Your browser is not supported! Update your browser to improve your experience.
Kenji Kawai

Mo Gong (Siedem potęg)

(2006/2007)
-,-
Oceń tytuł:
Dominik Chomiczewski | 27-12-2019 r.

W połowie pierwszego dziesięciolecia XXI wieku Kenji Kawai zilustrował dwie chińskie superprodukcje. Pierwszą z nich było Siedem mieczy, a pochodząca z niej ścieżka dźwiękowa zaliczana jest do najlepszych prac Japończyka. Drugim projektem jest natomiast Siedem potęg Jacoba Cheunga, które będzie przedmiotem niniejszej recenzji. Sam Kawai nie ukrywa, że były to względnie bliskie sobie projekty – obydwie partytury weszły pod postacią jednej suity do programu pamiętnego koncertu Kenji Kawai – Cinema Symphony z 2007 roku.

Rzecz dzieje się w tak zwanym Okresie Walczących Królestw, którym to określa się czasy chińskiej wojny domowej z III wieku przed naszą erą. Jedna z siedmiu walczących krain zostaje zaatakowana przez potężne państwo Zhao. Kluczowym punktem kampanii okazuje się zdobycie granicznej twierdzy Liang. O zaplanowanie obrony bastionu zostaje poproszony motysta Ge Li (w tej roli aktor i piosenkarz Andy Lau). Co ciekawe, fabuła powstała na podstawie japońskiej mangi autorstwa Kenichiego Sakamiego.
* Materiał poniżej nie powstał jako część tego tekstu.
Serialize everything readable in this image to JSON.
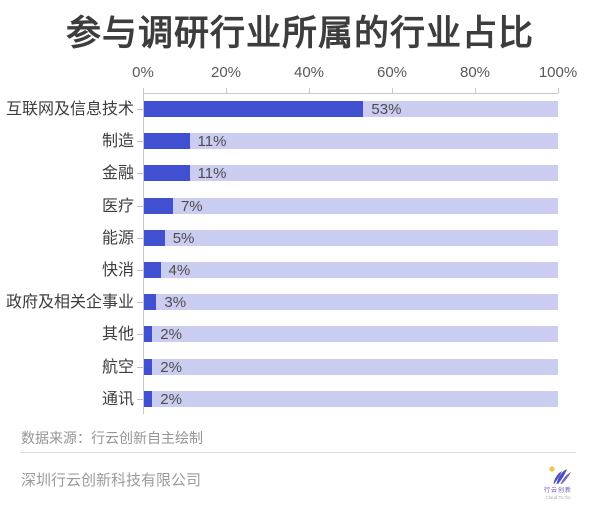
{
  "title": "参与调研行业所属的行业占比",
  "chart_data": {
    "type": "bar",
    "orientation": "horizontal",
    "title": "参与调研行业所属的行业占比",
    "categories": [
      "互联网及信息技术",
      "制造",
      "金融",
      "医疗",
      "能源",
      "快消",
      "政府及相关企事业",
      "其他",
      "航空",
      "通讯"
    ],
    "values": [
      53,
      11,
      11,
      7,
      5,
      4,
      3,
      2,
      2,
      2
    ],
    "value_labels": [
      "53%",
      "11%",
      "11%",
      "7%",
      "5%",
      "4%",
      "3%",
      "2%",
      "2%",
      "2%"
    ],
    "x_ticks": [
      "0%",
      "20%",
      "40%",
      "60%",
      "80%",
      "100%"
    ],
    "xlim": [
      0,
      100
    ],
    "grid": false,
    "legend": false,
    "bar_color": "#4150d0",
    "track_color": "#cacdf0"
  },
  "footer": {
    "source": "数据来源：行云创新自主绘制",
    "company": "深圳行云创新科技有限公司",
    "logo": {
      "name": "行云创新",
      "subtext": "Cloud To Go",
      "accent_yellow": "#f2c14e",
      "accent_purple": "#5b4da8",
      "accent_blue": "#4150d0"
    }
  }
}
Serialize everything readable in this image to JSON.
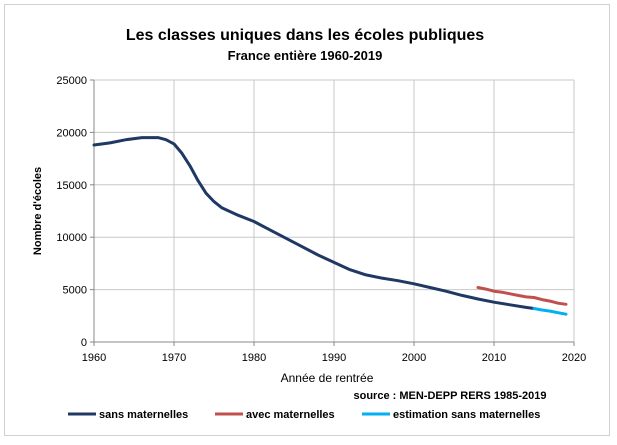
{
  "chart_data": {
    "type": "line",
    "title": "Les classes uniques dans les écoles publiques",
    "subtitle": "France entière 1960-2019",
    "xlabel": "Année de rentrée",
    "ylabel": "Nombre d'écoles",
    "xlim": [
      1960,
      2020
    ],
    "ylim": [
      0,
      25000
    ],
    "x_ticks": [
      "1960",
      "1970",
      "1980",
      "1990",
      "2000",
      "2010",
      "2020"
    ],
    "y_ticks": [
      "0",
      "5000",
      "10000",
      "15000",
      "20000",
      "25000"
    ],
    "source": "source : MEN-DEPP   RERS  1985-2019",
    "legend_position": "bottom",
    "grid": true,
    "series": [
      {
        "name": "sans maternelles",
        "color": "#1f3864",
        "x": [
          1960,
          1962,
          1964,
          1966,
          1968,
          1969,
          1970,
          1971,
          1972,
          1973,
          1974,
          1975,
          1976,
          1978,
          1980,
          1982,
          1985,
          1988,
          1990,
          1992,
          1994,
          1996,
          1998,
          2000,
          2002,
          2004,
          2006,
          2008,
          2010,
          2012,
          2014,
          2015
        ],
        "y": [
          18800,
          19000,
          19300,
          19500,
          19500,
          19300,
          18900,
          18000,
          16800,
          15400,
          14200,
          13400,
          12800,
          12100,
          11500,
          10700,
          9500,
          8300,
          7600,
          6900,
          6400,
          6100,
          5850,
          5550,
          5200,
          4850,
          4450,
          4100,
          3800,
          3550,
          3300,
          3200
        ]
      },
      {
        "name": "avec maternelles",
        "color": "#c0504d",
        "x": [
          2008,
          2009,
          2010,
          2011,
          2012,
          2013,
          2014,
          2015,
          2016,
          2017,
          2018,
          2019
        ],
        "y": [
          5200,
          5050,
          4850,
          4750,
          4600,
          4450,
          4300,
          4250,
          4050,
          3900,
          3700,
          3600
        ]
      },
      {
        "name": "estimation sans maternelles",
        "color": "#00b0f0",
        "x": [
          2015,
          2016,
          2017,
          2018,
          2019
        ],
        "y": [
          3200,
          3050,
          2950,
          2800,
          2650
        ]
      }
    ]
  }
}
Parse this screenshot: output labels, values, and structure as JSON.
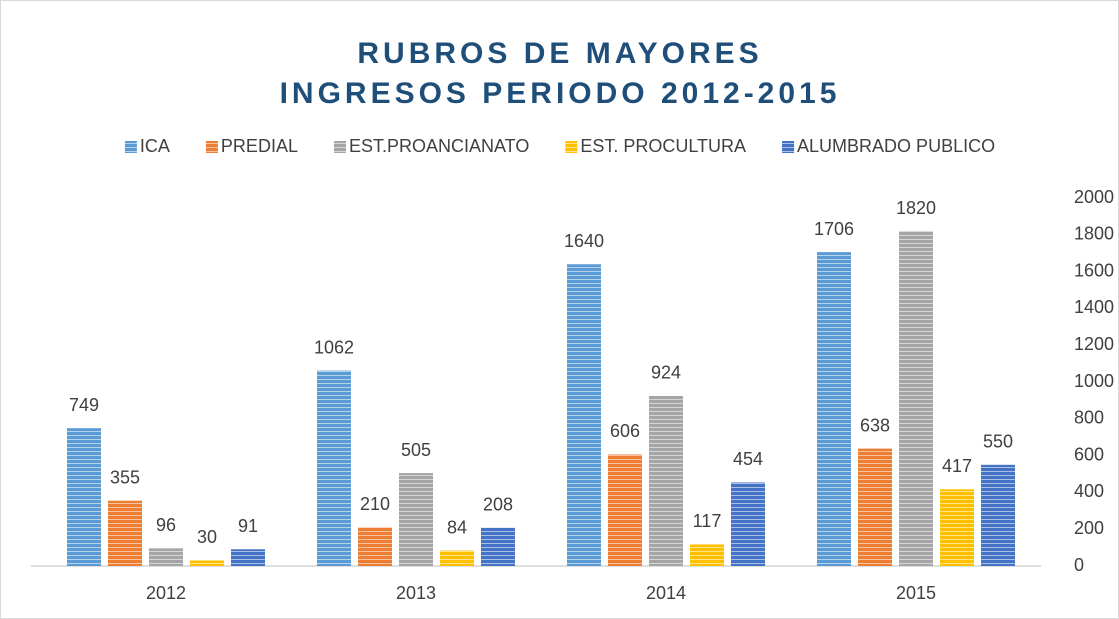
{
  "chart_data": {
    "type": "bar",
    "title": "RUBROS DE MAYORES INGRESOS PERIODO 2012-2015",
    "categories": [
      "2012",
      "2013",
      "2014",
      "2015"
    ],
    "series": [
      {
        "name": "ICA",
        "color": "#5b9bd5",
        "values": [
          749,
          1062,
          1640,
          1706
        ]
      },
      {
        "name": "PREDIAL",
        "color": "#ed7d31",
        "values": [
          355,
          210,
          606,
          638
        ]
      },
      {
        "name": "EST.PROANCIANATO",
        "color": "#a5a5a5",
        "values": [
          96,
          505,
          924,
          1820
        ]
      },
      {
        "name": "EST. PROCULTURA",
        "color": "#ffc000",
        "values": [
          30,
          84,
          117,
          417
        ]
      },
      {
        "name": "ALUMBRADO PUBLICO",
        "color": "#4472c4",
        "values": [
          91,
          208,
          454,
          550
        ]
      }
    ],
    "ylim": [
      0,
      2000
    ],
    "yticks": [
      0,
      200,
      400,
      600,
      800,
      1000,
      1200,
      1400,
      1600,
      1800,
      2000
    ],
    "legend": "top"
  }
}
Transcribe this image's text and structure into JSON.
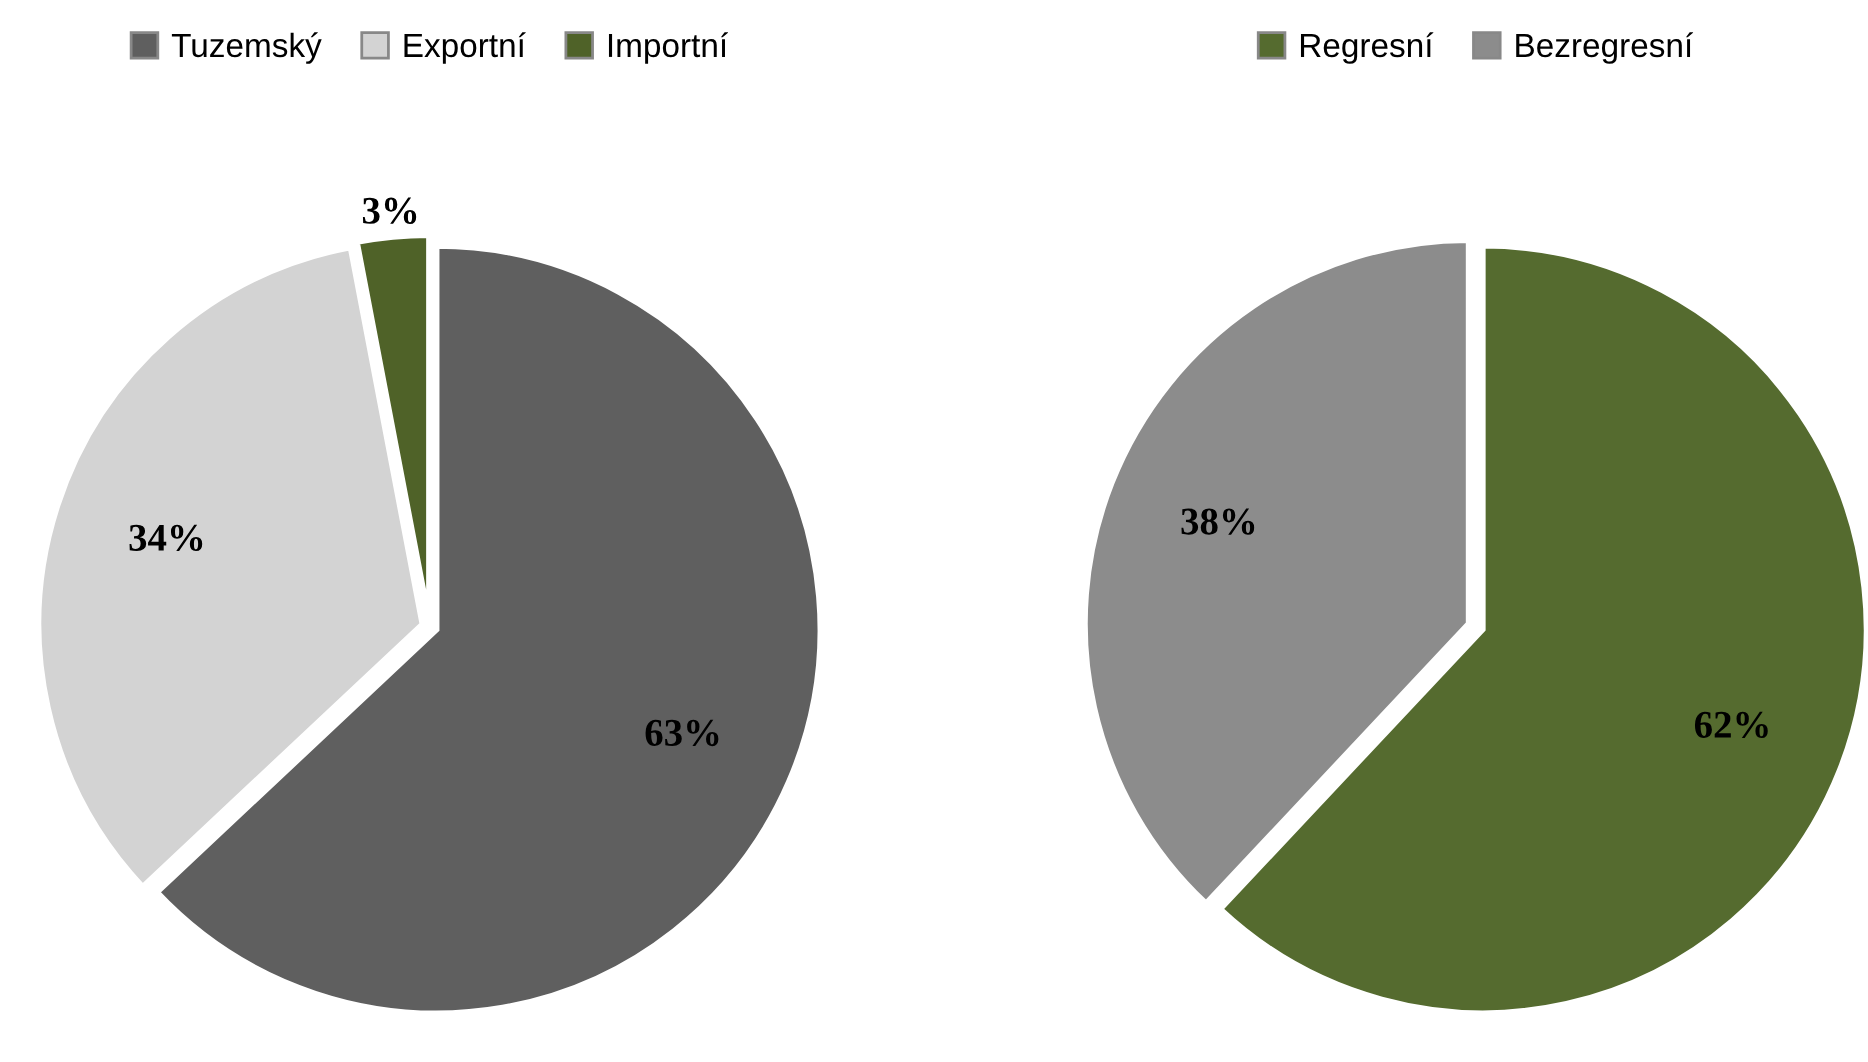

Jak prezentuje się ścieżka dźwiękowa? Kawai w aspekcie tematycznym stawia przede wszystkim na patetyczność. Motyw główny to melodia heroiczna i wzniosła. Zorkiestrowana zostaje na sekcję smyczkową, samplowane chóry oraz dodające wojennego posmaku werble (wygrywające… rytm bolera). Niestety wydaje się jednocześnie dość płaska i banalna, jakby napisana od niechcenia, a od strony instrumentacyjnej – aż nadto typowa dla Japończyka. Mówiąc kolokwialnie, nie ma w ogóle startu do unikalnego i bardzo charakterystycznego tematu przewodniego z Siedmiu mieczy. Mimo wszystko trzeba przyznać, że broni się chwytliwością oraz sprawnie wpasowuje się w dość napuszone widowisko Cheunga.

W moim odczuciu dużo lepiej prezentuje się eteryczny temat miłosny opisujący relację pomiędzy Ge Li a Yiyue, dowódcą kawalerii z Liang. Poznajemy dwa oblicza tej melodii. Universal Love to sentymentalna aranżacja na yangquin (chiński dulcimer) oraz ambientowe syntezatory, z których Kawai jest doskonale znany. Druga natomiast pojawia się w utworze tytułowym, w którym dzieli miejsce z omawianym wcześniej tematem przewodnim. Tym razem Kawai nadaje mu etnicznego zabarwienia dzięki stosownemu wokalowi. Obydwie aranżacje z pewnością mogą się podobać. Niestety temat miłosny rzadko pojawia się podczas seansu, ponieważ wątek relacji pomiędzy tymi bohaterami zepchnięty jest na drugi plan.

Niestety reszta score’u to klasyczna do Kawaia zapchajdziura ilustracyjna. Sporo tu mało wyszukanej akcji lub suspensu. Niemal wszystko bazuje na schematach wypracowanych przy innych projektach (samplowane chóry, smyczki, perkusjonalia – Kawai wałkował to wcześniej wiele razy). Ponadto z łatwością dostrzegalne są, zwłaszcza w utworach dynamicznych, echa Siedmiu mieczy, a złowrogi motyw armii Zhao trąci banałem. Pomniejsze idee muzyczne, jak Defeated z ciekawymi perkusjonaliami albo bardziej przebojowe Spy, mogą się wprawdzie podobać, ale wciąż są to po prostu generyczne dla Kawai’a kompozycje. Nie jest to muzyka, której Kawai mógłby się wstydzić, ale też ciężko nie odnieść wrażenia, że nie traktował filmu Cheunga priorytetowo.

Gdy zestawimy ze sobą obydwie „siódemkowe” prace Kenjiego Kawai’a – Siedem mieczy i Siedem potęg – to ta druga wypada zdecydowanie słabiej. Co prawda, na plus należałoby zaliczyć temat miłosny i ewentualnie główny, ale w ujęciu całościowym to po prostu mało wciągający score. W zasadzie mógłbym polecić jedynie ostatni utwór oraz Universal Love. Reszta tylko dla najzagorzalszych fanów kompozytora.